From the NY Times July 7, 2005 -- "Music To Your Cellphone" about the current crop of cellphones that can play music:
Farther down the road are phones with built-in hard disks, which can carry larger collections of music. Nokia's N91, with a 4-gigabyte hard disk, is not likely to be available in the United States until 2006, a Nokia spokesman said. And Samsung's SGH-i300, with a 3-gigabyte disk, a scroll wheel for navigation and the Windows Mobile 5.0 operating system, is expected to be available in Europe soon; it is not yet clear if it will be offered in the United States.
Other music ventures are under way.

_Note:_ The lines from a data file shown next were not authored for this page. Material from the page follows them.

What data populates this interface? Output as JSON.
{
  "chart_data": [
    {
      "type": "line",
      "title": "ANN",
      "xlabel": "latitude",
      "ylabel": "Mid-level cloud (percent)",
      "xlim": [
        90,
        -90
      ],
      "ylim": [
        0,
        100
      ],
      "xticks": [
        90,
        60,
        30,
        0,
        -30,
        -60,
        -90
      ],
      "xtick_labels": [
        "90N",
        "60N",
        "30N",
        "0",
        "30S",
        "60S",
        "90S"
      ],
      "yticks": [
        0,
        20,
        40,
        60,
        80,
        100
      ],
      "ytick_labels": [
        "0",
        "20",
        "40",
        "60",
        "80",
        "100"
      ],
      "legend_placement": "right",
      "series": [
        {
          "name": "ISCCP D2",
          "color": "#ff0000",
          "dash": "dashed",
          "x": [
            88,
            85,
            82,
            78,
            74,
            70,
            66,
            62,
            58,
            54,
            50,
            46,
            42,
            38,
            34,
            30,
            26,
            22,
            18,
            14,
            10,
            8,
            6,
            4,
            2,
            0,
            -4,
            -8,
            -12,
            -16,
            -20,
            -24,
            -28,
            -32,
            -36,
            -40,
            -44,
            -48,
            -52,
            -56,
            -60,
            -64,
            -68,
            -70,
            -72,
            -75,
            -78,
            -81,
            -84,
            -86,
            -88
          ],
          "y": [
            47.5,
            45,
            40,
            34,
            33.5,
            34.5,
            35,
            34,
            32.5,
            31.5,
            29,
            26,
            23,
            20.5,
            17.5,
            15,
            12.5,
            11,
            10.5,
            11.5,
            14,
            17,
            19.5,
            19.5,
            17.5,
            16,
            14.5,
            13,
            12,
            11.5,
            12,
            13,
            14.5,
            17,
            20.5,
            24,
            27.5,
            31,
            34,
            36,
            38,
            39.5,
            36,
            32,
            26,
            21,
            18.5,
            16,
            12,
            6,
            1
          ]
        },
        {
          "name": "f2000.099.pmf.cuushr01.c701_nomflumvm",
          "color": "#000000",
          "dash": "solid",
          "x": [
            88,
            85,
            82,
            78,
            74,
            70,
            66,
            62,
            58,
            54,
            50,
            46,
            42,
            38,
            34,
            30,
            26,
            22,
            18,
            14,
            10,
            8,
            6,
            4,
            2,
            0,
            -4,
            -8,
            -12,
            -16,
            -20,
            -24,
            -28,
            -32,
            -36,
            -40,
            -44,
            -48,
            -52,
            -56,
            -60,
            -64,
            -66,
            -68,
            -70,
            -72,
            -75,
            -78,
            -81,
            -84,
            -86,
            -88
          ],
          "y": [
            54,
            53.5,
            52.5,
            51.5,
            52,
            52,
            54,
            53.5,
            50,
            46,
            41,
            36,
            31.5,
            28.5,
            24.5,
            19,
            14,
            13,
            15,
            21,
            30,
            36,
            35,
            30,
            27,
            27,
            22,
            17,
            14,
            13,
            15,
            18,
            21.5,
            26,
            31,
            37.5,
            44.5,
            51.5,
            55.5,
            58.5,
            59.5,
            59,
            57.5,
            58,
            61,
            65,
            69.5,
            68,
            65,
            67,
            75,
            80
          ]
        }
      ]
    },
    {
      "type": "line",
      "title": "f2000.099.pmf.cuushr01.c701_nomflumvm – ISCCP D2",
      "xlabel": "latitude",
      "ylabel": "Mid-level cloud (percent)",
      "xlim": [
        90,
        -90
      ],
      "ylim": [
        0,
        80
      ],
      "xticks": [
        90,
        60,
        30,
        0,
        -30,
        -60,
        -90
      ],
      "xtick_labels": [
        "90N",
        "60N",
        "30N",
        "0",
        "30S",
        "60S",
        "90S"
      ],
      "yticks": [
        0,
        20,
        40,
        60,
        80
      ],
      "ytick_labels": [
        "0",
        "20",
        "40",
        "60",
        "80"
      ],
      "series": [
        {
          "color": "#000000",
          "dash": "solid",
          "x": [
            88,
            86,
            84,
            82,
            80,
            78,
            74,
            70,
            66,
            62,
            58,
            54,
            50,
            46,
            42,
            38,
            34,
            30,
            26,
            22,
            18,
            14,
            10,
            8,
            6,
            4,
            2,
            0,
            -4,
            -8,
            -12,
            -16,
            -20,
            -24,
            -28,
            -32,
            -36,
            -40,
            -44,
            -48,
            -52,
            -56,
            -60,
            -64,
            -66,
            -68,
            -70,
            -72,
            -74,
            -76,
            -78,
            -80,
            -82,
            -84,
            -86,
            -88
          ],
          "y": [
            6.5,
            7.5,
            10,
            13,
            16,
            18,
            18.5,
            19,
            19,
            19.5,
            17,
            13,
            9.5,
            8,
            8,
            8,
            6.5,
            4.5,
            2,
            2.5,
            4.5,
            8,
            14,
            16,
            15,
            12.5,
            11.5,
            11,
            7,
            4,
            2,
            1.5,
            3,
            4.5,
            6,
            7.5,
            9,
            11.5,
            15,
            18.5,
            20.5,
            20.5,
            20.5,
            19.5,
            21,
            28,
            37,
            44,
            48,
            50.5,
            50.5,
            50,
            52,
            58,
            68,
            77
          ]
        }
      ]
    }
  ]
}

A Motorola phone announced last year and expected to feature a mobile version of iTunes, Apple's music software, is due for release this summer, according to Motorola.
Napster announced plans with Ericsson, a supplier of technology to wireless operators, to offer a Napster service on the operators' networks. The service is expected to be available within a year and work with a variety of handsets.
I would be thrilled to have a device about the size of an Apple iPod mini that would do all these things. The Wall Street Journal's Walter Mossberg has been trying these do-all cel phones this year, and his tests show the devices are clever, but so far, pretty slow. I find proof enough of this when I try to buy a ring tone through my Nokia from the "Media Mall." It takes a geek's patience to wait for the menus to load, and a lot of trial and error to figure out how to proceed through the interface. The Samsung phone Abby owns was even slower and balkier.
And how long can it be before Windows Mobile has to be protected from a new crop of mobile viruses? I'd feel better if a cel phone had its own odd operating system. Hmmm, the Mac OS?
Cel phones to play music will have to get as simple as an iPod and as fast before they'll take off. Then there's the battery issue. Early iPods had such bad battery results that Apple had to pay each of us early owners $25 cash to make a class action suit go away. The iPod can last for days on a single charge, but not if you jam around from song to song. It's pushing those hard disks from sector to sector that discharges the batteries. Play a songlist straight through and you use less power.